Le richieste della Fiom, per il tipo di attività delle aziende del nostro territorio, sono assolutamente compatibili con le esigenze delle imprese e possono portare a un accordo. Non c’è stato nemmeno il tentativo di dire che eravamo di fronte alla messa in discussione della competitività dell’impresa, è una pressione puramente politica, che dimostra il carattere dell’operazione che è stata fatta con il contratto nazionale. Il problema è che non vogliono riconoscere un legittimo potere contrattuale e l’autonomia del sindacato – la Fiom in questo caso – nel  proporre piattaforme e aprire un tavolo di discussione. Questo è il motivo per cui ci impegneremo a fondo per ottenere dei risultati.

La settimana scorsa sono stati firmati i primi due preaccordi nel Friuli.

Sì, in aziende di medie dimensioni, con circa 150 dipendenti: uno alla Reggiane Mare, che produce gru per la cantieristica, l’altro alla Sbe, due fabbriche meccaniche del monfalconese in provincia di Gorizia, dove è stato possibile un negoziato senza la pregiudiziale politica, e infatti si è arrivati ai precontratti. Si tratta di accordi in linea con la griglia contrattuale proposta dalla Fiom: 120 euro di aumento, prevedono le clausole di ultrattività del contratto del ’99, tutti e due prevedono periodi definiti per le conferme dei lavoratori precari, oltre alla garanzia che qualsiasi norma non può essere introdotta senza la contrattazione con il sindacato, con la Rsu, come la questione dell’orario di lavoro.

C’è un atteggiamento diverso da parte delle piccole-medie imprese rispetto ai grandi gruppi?

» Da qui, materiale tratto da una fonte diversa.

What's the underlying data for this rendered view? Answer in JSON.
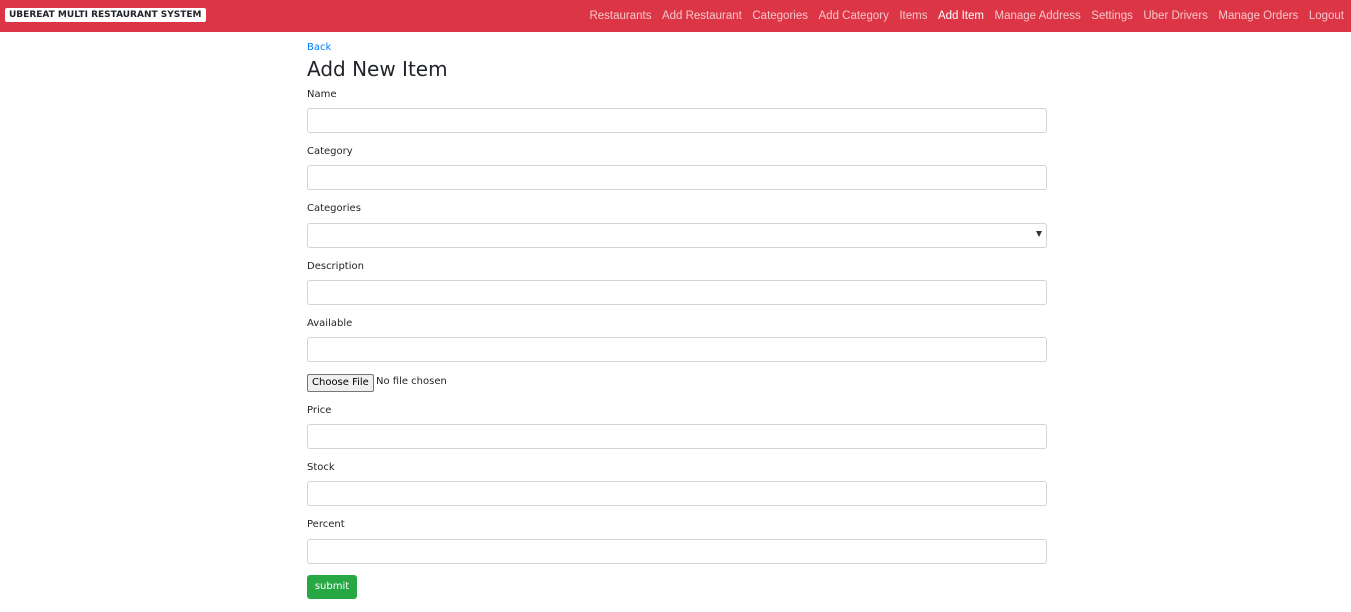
{
  "navbar": {
    "brand": "UBEREAT MULTI RESTAURANT SYSTEM",
    "links": [
      {
        "label": "Restaurants",
        "active": false
      },
      {
        "label": "Add Restaurant",
        "active": false
      },
      {
        "label": "Categories",
        "active": false
      },
      {
        "label": "Add Category",
        "active": false
      },
      {
        "label": "Items",
        "active": false
      },
      {
        "label": "Add Item",
        "active": true
      },
      {
        "label": "Manage Address",
        "active": false
      },
      {
        "label": "Settings",
        "active": false
      },
      {
        "label": "Uber Drivers",
        "active": false
      },
      {
        "label": "Manage Orders",
        "active": false
      },
      {
        "label": "Logout",
        "active": false
      }
    ],
    "background_color": "#dc3545"
  },
  "page": {
    "back_label": "Back",
    "title": "Add New Item"
  },
  "form": {
    "name": {
      "label": "Name",
      "value": "",
      "placeholder": ""
    },
    "category": {
      "label": "Category",
      "value": "",
      "placeholder": ""
    },
    "categories": {
      "label": "Categories",
      "selected": ""
    },
    "description": {
      "label": "Description",
      "value": "",
      "placeholder": ""
    },
    "available": {
      "label": "Available",
      "value": "",
      "placeholder": ""
    },
    "file": {
      "button_label": "Choose File",
      "status": "No file chosen"
    },
    "price": {
      "label": "Price",
      "value": "",
      "placeholder": ""
    },
    "stock": {
      "label": "Stock",
      "value": "",
      "placeholder": ""
    },
    "percent": {
      "label": "Percent",
      "value": "",
      "placeholder": ""
    },
    "submit_label": "submit",
    "submit_color": "#28a745"
  }
}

Alcune medie aziende, caratterizzate da produzioni con tecnologia e innovazione elevata, a differenza delle piccole o di quelle subfornitrici, sono state coinvolte nel gioco delle piccole imprese e dei grandi gruppi e a parte la pregiudiziale ideologica che hanno coltivato da anni nei nostri confronti, si stanno accorgendo sempre di più che i loro interessi sono diversi da quelli che Federmeccanica porta avanti: riguardano la coesione, la professionalità della manodopera, i processi di innovazione sul prodotto, la politica industriale, il sostegno alla ricerca, cioè riguardano ambiti dove il problema del costo del lavoro non è sentito come principale, perché hanno dei prodotti che sono in grado di vincere la competizione in quanto tali, non perché paragonati a quelli della Romania o di altre nazioni dove la manodopera costa meno, e così si stanno accorgendo di essere sottorappresentate – e accade in tutto il Nordest.

Credo che la battaglia per l’apertura dei precontratti portata avanti dalla Fiom stia facendo emergere una minoranza dentro a Federmeccanica che potrebbe non sentirsi più rappresentata dalle scelte dell’associazione. Questo, nonostante anche queste aziende siano legate al circolo politico, economico e associativo che Federmeccanica ha sviluppato in maniera forte sul nostro territorio. Sono convinto che se non ci fosse questo vincolo e avessero maggiore autonomia e rappresentanza politica, segnerebbero anche nel Nordest un elemento di rottura con la linea imposta da Confindustria. Noi non possiamo crearlo, ovviamente, ma possiamo sperare che la nostra  azione incida nello sviluppo di contraddizioni che sono ormai palesi.

L’accettazione del conflitto sindacale e della contrattazione, la rinuncia alla lesione dei diritti e dei salari dei lavoratori sarebbe un bene anche per queste aziende, che devono comprendere che senza innovazione e professionalità, senza un rilancio industriale e tecnologico del prodotto e delle produzioni non si vince nessuna competizione globale.